[1/4] drm/amdgpu: Optimization of critical section

Submitted by Xie, AlexBin on June 12, 2017, 8:31 p.m.

Details

Message ID 1497299485-7337-1-git-send-email-AlexBin.Xie@amd.com
State New
Headers show
Series "Series without cover letter" ( rev: 1 ) in AMD X.Org drivers

Not browsing as part of any series.

Commit Message

Xie, AlexBin June 12, 2017, 8:31 p.m.
This patch is to move a loop of unref BOs and
several memory free function calls out of
critical sections.

Signed-off-by: Alex Xie <AlexBin.Xie@amd.com>
---
 drivers/gpu/drm/amd/amdgpu/amdgpu_bo_list.c | 5 ++++-
 1 file changed, 4 insertions(+), 1 deletion(-)

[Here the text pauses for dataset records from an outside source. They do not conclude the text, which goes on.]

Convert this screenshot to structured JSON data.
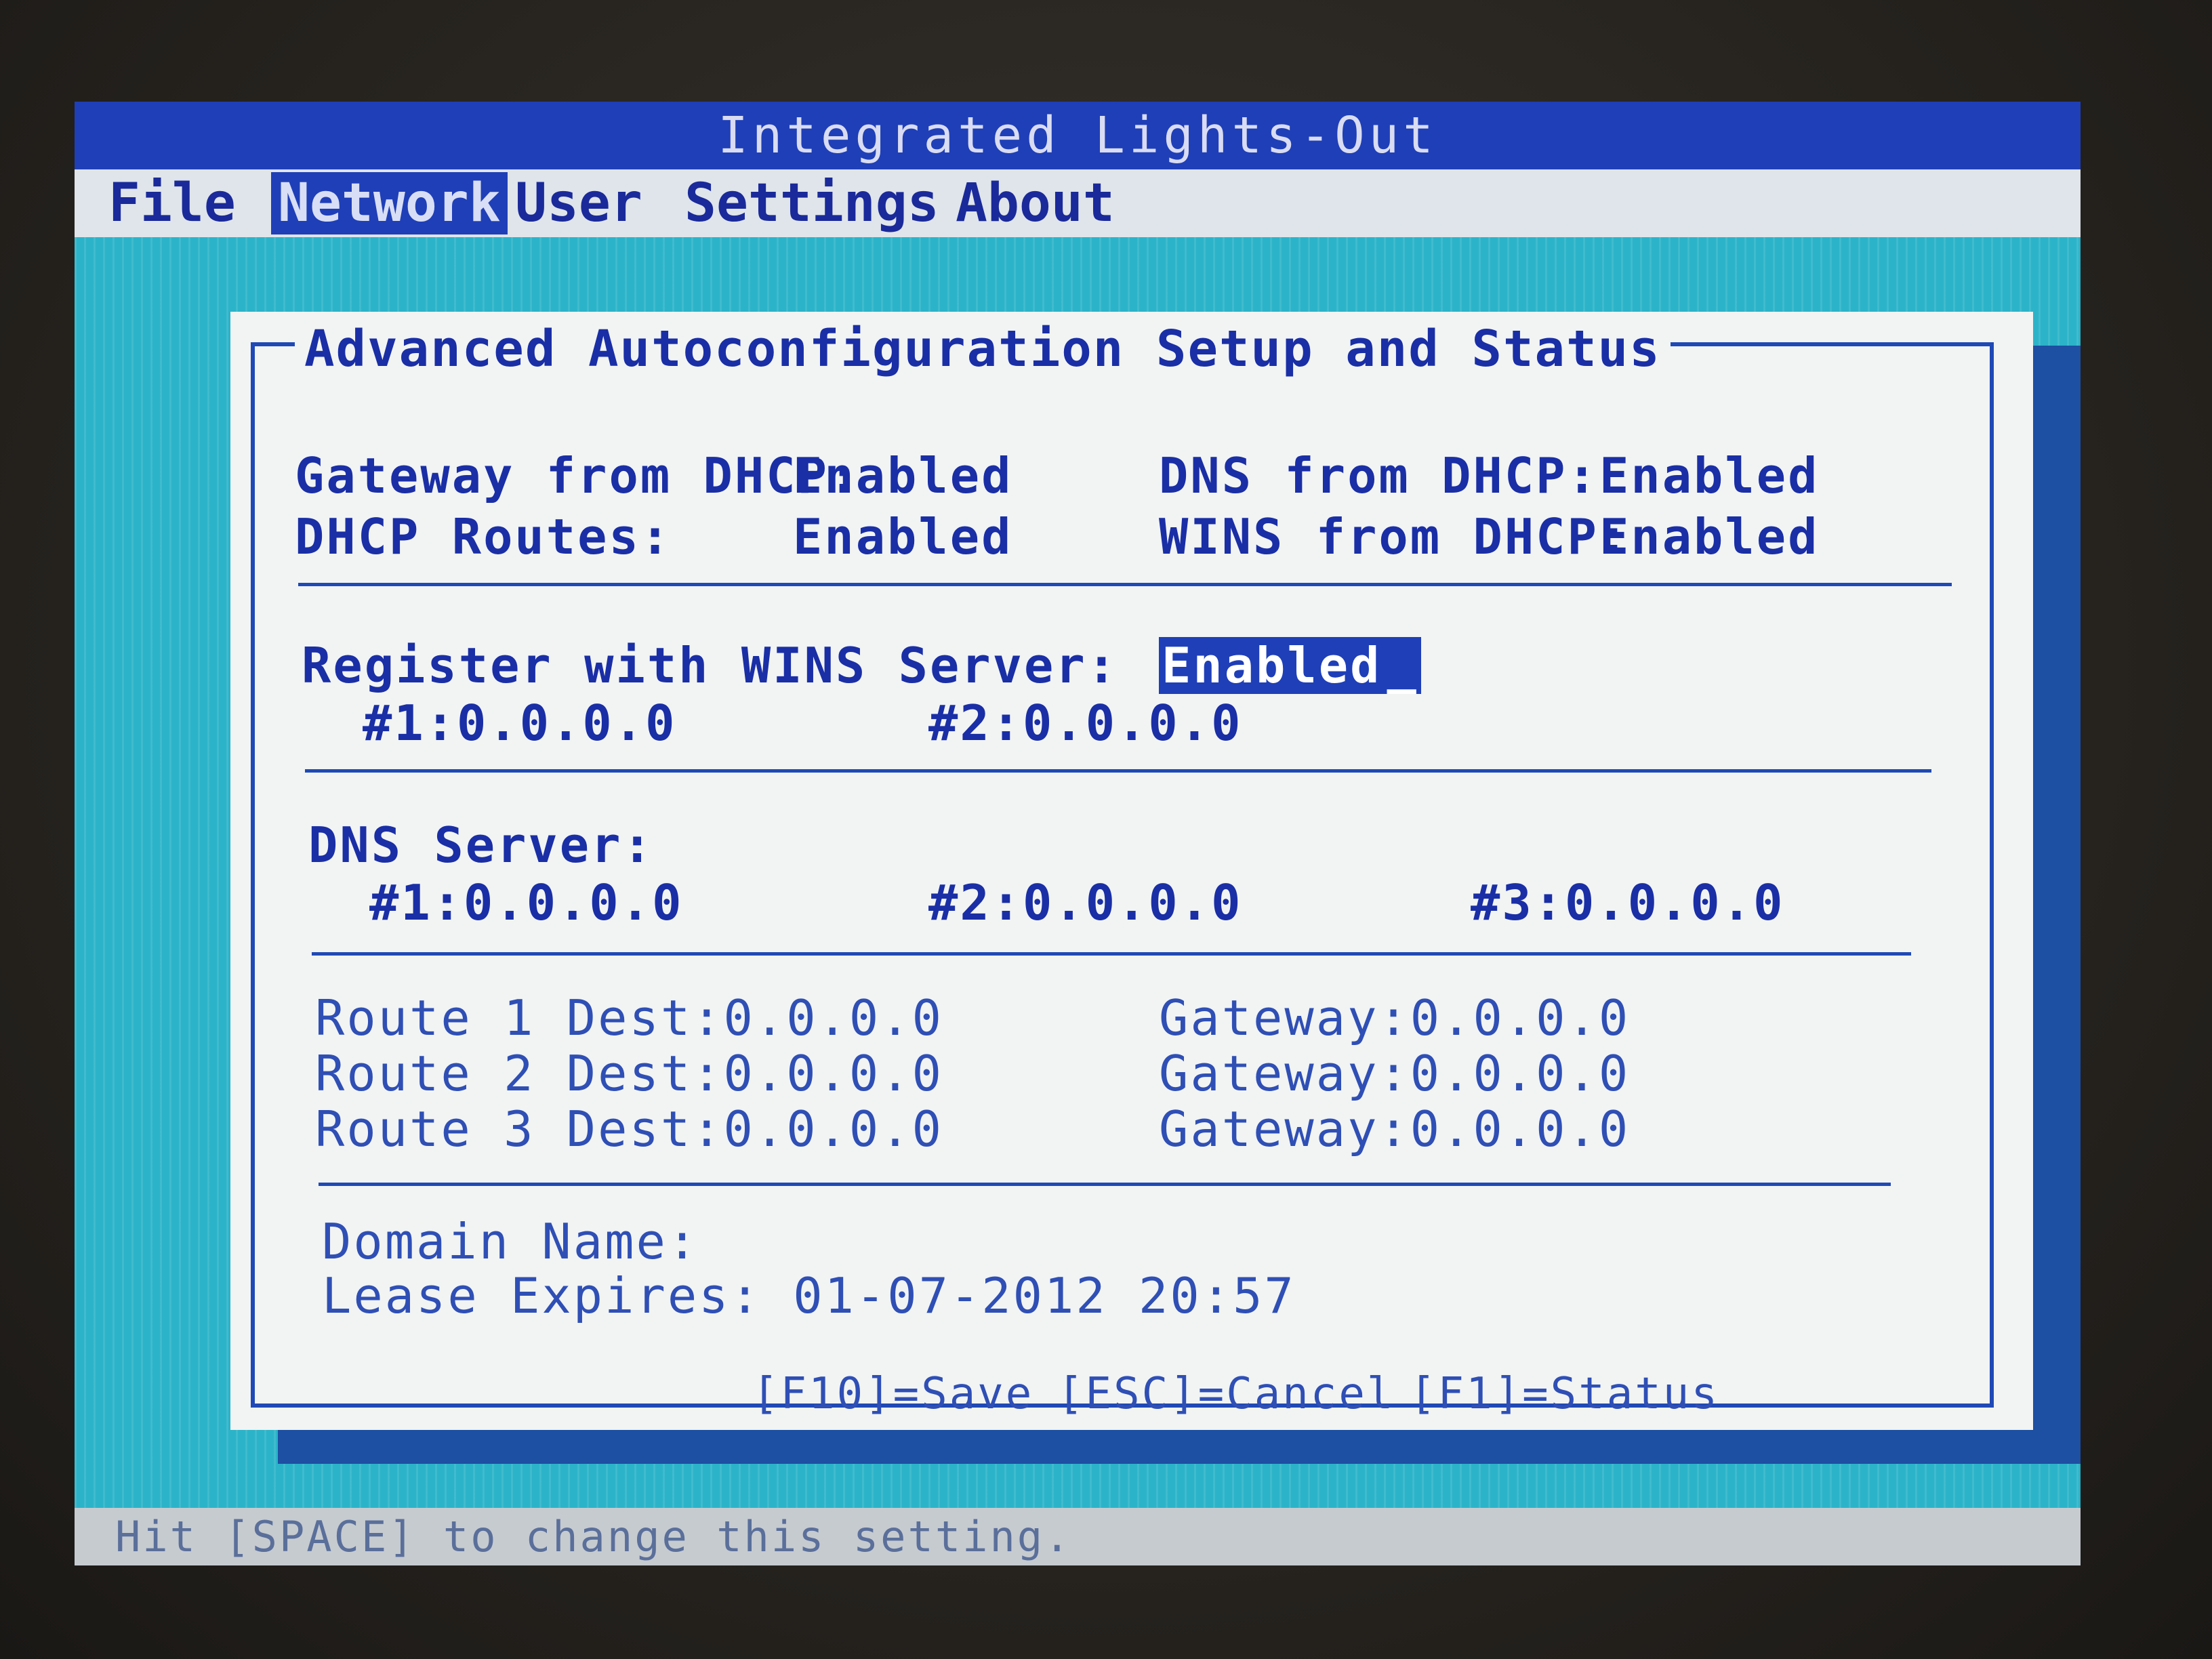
{
  "window": {
    "title": "Integrated Lights-Out"
  },
  "menu": {
    "items": [
      {
        "label": "File"
      },
      {
        "label": "Network"
      },
      {
        "label": "User"
      },
      {
        "label": "Settings"
      },
      {
        "label": "About"
      }
    ],
    "active": "Network"
  },
  "dialog": {
    "title": "Advanced Autoconfiguration Setup and Status",
    "dhcp": {
      "gateway_label": "Gateway from DHCP:",
      "gateway_value": "Enabled",
      "routes_label": "DHCP Routes:",
      "routes_value": "Enabled",
      "dns_label": "DNS from DHCP:",
      "dns_value": "Enabled",
      "wins_label": "WINS from DHCP:",
      "wins_value": "Enabled"
    },
    "wins": {
      "register_label": "Register with WINS Server:",
      "register_value": "Enabled",
      "cursor": "_",
      "server1": "#1:0.0.0.0",
      "server2": "#2:0.0.0.0"
    },
    "dns": {
      "label": "DNS Server:",
      "server1": "#1:0.0.0.0",
      "server2": "#2:0.0.0.0",
      "server3": "#3:0.0.0.0"
    },
    "routes": [
      {
        "dest": "Route 1 Dest:0.0.0.0",
        "gateway": "Gateway:0.0.0.0"
      },
      {
        "dest": "Route 2 Dest:0.0.0.0",
        "gateway": "Gateway:0.0.0.0"
      },
      {
        "dest": "Route 3 Dest:0.0.0.0",
        "gateway": "Gateway:0.0.0.0"
      }
    ],
    "domain_name_label": "Domain Name:",
    "lease_expires": "Lease Expires: 01-07-2012 20:57",
    "keys": {
      "save": "[F10]=Save",
      "cancel": "[ESC]=Cancel",
      "status": "[F1]=Status"
    }
  },
  "statusbar": {
    "text": "Hit [SPACE] to change this setting."
  },
  "colors": {
    "title_bar": "#1f3fb8",
    "background": "#2bb3c9",
    "dialog": "#f1f4f3",
    "text": "#1a2ea6"
  }
}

Patch hide | download patch | download mbox

diff --git a/drivers/gpu/drm/amd/amdgpu/amdgpu_bo_list.c b/drivers/gpu/drm/amd/amdgpu/amdgpu_bo_list.c
index a664987..02c138f 100644
--- a/drivers/gpu/drm/amd/amdgpu/amdgpu_bo_list.c
+++ b/drivers/gpu/drm/amd/amdgpu/amdgpu_bo_list.c
@@ -75,9 +75,12 @@  static void amdgpu_bo_list_destroy(struct amdgpu_fpriv *fpriv, int id)
 		/* Another user may have a reference to this list still */
 		mutex_lock(&list->lock);
 		mutex_unlock(&list->lock);
+		mutex_unlock(&fpriv->bo_list_lock);
 		amdgpu_bo_list_free(list);
 	}
-	mutex_unlock(&fpriv->bo_list_lock);
+	else {
+		mutex_unlock(&fpriv->bo_list_lock);
+	}
 }
 
 static int amdgpu_bo_list_set(struct amdgpu_device *adev,

Comments

Am 12.06.2017 um 22:31 schrieb Alex Xie:
> This patch is to move a loop of unref BOs and
> several memory free function calls out of
> critical sections.
>
> Signed-off-by: Alex Xie <AlexBin.Xie@amd.com>
> ---
>   drivers/gpu/drm/amd/amdgpu/amdgpu_bo_list.c | 5 ++++-
>   1 file changed, 4 insertions(+), 1 deletion(-)
>
> diff --git a/drivers/gpu/drm/amd/amdgpu/amdgpu_bo_list.c b/drivers/gpu/drm/amd/amdgpu/amdgpu_bo_list.c
> index a664987..02c138f 100644
> --- a/drivers/gpu/drm/amd/amdgpu/amdgpu_bo_list.c
> +++ b/drivers/gpu/drm/amd/amdgpu/amdgpu_bo_list.c
> @@ -75,9 +75,12 @@ static void amdgpu_bo_list_destroy(struct amdgpu_fpriv *fpriv, int id)
>   		/* Another user may have a reference to this list still */
>   		mutex_lock(&list->lock);
>   		mutex_unlock(&list->lock);
> +		mutex_unlock(&fpriv->bo_list_lock);
>   		amdgpu_bo_list_free(list);
>   	}
> -	mutex_unlock(&fpriv->bo_list_lock);
> +	else {
> +		mutex_unlock(&fpriv->bo_list_lock);
> +	}

You could move the unlock of bo_list_lock even before the if.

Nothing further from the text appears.